Smartcrop.js works using fairly dumb image processing. In short:
- Find edges using laplace
- Find regions with a color like skin
- Find regions high in saturation
- Generate a set of candidate crops using a sliding window
- Rank them using a importance function to focus the detail in the center and avoid it in the edges.
- Output the candidate crop with the highest rank
SmartCrop.crop(image, {width: 100, height: 100}, function(result){console.log(result);});
// {topCrop: {x: 300, y: 200, height: 200, width: 200}}
npm install smartcrop
or
bower install smartcrop
or just download smartcrop.js from the git repo.
The smartcrop-cli offers command line interface to smartcrop.js. It is based on node.js and node-canvas. You can also view it as an example on how to use smartcrop.js from a node.js app.
Supported:
- common js
- amd
- global export / window
The API is not yet finalized. Look at the code for details and expect changes.

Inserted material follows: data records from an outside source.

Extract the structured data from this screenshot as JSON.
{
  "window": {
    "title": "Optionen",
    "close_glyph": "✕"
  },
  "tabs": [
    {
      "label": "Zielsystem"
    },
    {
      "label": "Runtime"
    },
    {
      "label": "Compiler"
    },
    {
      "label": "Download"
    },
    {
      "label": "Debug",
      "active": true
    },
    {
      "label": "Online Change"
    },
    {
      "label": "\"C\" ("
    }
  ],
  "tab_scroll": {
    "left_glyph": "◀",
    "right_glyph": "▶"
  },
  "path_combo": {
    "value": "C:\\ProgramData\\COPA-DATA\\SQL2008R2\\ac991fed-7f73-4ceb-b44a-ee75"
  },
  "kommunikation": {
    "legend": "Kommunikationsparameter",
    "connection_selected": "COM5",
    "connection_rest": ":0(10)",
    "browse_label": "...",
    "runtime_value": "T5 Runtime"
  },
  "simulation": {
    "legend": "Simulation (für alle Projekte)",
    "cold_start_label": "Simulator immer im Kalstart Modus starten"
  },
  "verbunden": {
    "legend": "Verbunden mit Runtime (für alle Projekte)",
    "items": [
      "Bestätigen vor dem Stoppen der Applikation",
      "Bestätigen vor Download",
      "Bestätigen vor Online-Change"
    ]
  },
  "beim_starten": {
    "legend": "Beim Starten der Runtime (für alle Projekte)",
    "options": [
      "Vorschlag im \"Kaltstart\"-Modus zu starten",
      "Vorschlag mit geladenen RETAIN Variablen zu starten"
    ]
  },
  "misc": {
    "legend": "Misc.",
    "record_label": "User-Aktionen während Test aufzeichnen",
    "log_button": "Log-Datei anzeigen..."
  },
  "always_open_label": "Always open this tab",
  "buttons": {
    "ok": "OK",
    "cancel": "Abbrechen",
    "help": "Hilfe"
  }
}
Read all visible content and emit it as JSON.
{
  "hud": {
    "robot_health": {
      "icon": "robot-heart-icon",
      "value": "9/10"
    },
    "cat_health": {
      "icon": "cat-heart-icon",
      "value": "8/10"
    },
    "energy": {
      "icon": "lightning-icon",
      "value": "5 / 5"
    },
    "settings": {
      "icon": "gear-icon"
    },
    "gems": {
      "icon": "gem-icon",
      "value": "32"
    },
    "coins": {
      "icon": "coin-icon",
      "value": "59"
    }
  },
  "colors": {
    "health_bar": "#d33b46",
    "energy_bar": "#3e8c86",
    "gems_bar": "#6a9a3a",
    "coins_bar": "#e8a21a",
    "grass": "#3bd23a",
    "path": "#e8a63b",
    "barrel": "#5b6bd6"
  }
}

Crop image using options and call callback(result) when done.
image: anything ctx.drawImage() accepts, usually HTMLImageElement, HTMLCanvasElement or HTMLVideoElement
options: see cropOptions
callback: function(cropResult)
debug: if true, cropResults will contain a debugCanvas
minScale: minimal scale of the crop rect, set to 1.0 to prevent smaller than necessary crops (lowers the risk of chopping things off).
width: width of the crop you want to use.
height: height of the crop you want to use.
There are many more (for now undocumented) options available. Check the source and know that they might change in the future.
{
topCrop: crop,
crops: [crop]
}
{
x: 1,
y: 1,
width: 1,
height: 1
}
You can run the tests using grunt test. Alternatively you can also just run grunt (the default task) and open http://localhost:8000/test/. The test coverage for smartcrop.js is very limited at the moment. I expect to improve this as the code matures and the concepts solidify.
There are benchmarks for both the browser (test/benchmark.html) and node (node test/benchmark-node.js [requires node-canvas]) both powered by benchmark.js.
If you just want some rough numbers: It takes < 100 ms to find a square crop of a 640x427px picture on an i7. In other words, it's fine to run it on one image, it's not cool to run it on an entire gallery on page load.